そう言った親父は正月の集まりでお年玉を用意し忘れてパニクったことがある。挙句、俺が貰ったばかりのお年玉をそのまま従兄弟に渡すから寄越せと詰め寄ってきた。まだ六歳だった俺に「クソだな」と言わせた親父はすごい。何の話だこれ?
そりゃ日暮がクソ女だと知った時は相当ショックだった。今もキツイ。過去のことだと割り切っても辛いものは辛い。
昨日は苦しみのあまり眠れなかったよ。某サクセスゲームなら『不眠症になってしまった』と表示されてトゥルル~(↓)ってSEが流れてる。あ、でも恋の病は治ったか。トゥルル~(↑)
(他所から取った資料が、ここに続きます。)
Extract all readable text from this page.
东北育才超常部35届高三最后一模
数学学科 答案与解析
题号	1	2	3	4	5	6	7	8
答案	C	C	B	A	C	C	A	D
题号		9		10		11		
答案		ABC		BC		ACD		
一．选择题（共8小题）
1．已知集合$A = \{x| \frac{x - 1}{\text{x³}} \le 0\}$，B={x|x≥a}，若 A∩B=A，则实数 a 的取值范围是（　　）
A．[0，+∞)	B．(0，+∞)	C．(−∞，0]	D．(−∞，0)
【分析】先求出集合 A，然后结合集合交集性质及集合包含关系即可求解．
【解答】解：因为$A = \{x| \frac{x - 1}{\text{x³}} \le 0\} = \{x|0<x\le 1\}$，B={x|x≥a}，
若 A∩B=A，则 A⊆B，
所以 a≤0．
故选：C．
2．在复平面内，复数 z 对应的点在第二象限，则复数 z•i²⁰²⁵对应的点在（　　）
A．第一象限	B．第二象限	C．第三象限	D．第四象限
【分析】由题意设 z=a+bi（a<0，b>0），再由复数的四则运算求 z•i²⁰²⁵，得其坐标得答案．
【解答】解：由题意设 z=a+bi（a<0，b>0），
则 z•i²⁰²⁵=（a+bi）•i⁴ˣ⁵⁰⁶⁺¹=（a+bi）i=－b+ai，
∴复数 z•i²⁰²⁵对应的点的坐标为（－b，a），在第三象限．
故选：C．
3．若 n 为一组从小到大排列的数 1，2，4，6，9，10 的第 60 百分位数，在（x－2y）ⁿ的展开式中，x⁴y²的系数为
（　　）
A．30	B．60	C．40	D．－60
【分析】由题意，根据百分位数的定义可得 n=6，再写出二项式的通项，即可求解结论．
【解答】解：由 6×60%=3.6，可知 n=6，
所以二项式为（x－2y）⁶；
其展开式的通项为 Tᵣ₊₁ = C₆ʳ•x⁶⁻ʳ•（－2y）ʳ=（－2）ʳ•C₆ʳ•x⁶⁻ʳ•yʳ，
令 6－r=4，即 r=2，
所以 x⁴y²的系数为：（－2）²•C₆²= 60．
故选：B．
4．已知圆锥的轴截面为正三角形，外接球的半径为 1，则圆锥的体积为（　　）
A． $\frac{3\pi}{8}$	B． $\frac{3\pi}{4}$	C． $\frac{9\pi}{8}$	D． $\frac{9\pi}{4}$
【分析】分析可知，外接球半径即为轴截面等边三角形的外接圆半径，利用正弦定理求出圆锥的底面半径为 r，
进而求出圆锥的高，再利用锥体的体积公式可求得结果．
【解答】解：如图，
「遅かれ早かれ知る真実です。今のうちに気づけて良かったですね。今後は日暮香織とも協力しやがれです」
「あいつは俺らのことを敵だと思っているぞ?」
「だとしても、学内では白土優里佳の監視をしなければならないです。脅されていますからね。馬鹿は哀れです」
「俺にも刺さるからやめろよ」
「ドリンクバーを取りに行ってきます」
フォークを置く水浪。真一文字の唇が微かに浮き立った。
「ああそう」
「私、初めてのドリンクバーです。メロンソーダとコーヒーを混ぜればいいのでしょうか?」
「その遊びは小学生向けだ。自分が飲みたいやつを一種のみ注げ」
「分かりました。肉汁ってありますか?」
「どんだけ肉が好きなんだよ」
どこの世界に肉汁のドリンクバーがあるんだよ。ボタン押したら肉汁が出てくるとか嫌だろ。
「よく分からないので刄金凌もついて来やがれです」
「嫌だ。俺はもう行く」
「帰りやがるのですか?」
「次は木賊先生のところに行くんだよ」
正確には呼び出しを受けた。
俺はテーブル端の伝票を取り、財布を取り出す。
水しか飲んでねーのに二人分の料金を払うことになろうとはな。
「大変ですね。ご苦労様です」
「全ては白土のポンコツを治す為だ」
「そうですね。ゲイツの為です」
「お前はブレないね」
「頑張ってください。私はハンバーグとジュースを楽しみます」
「ごゆっくりどうぞ」
俺は伝票に記載された金額を釣りなくピッタリとテーブルに置き、席を立つ。
背後から「お釣りが出ないです。お札のみで払いやがれです。刄金凌はケチです」と淡々とした文句が聞こえたが、賑やかな店内だから聞こえないフリしてファミレスを出た。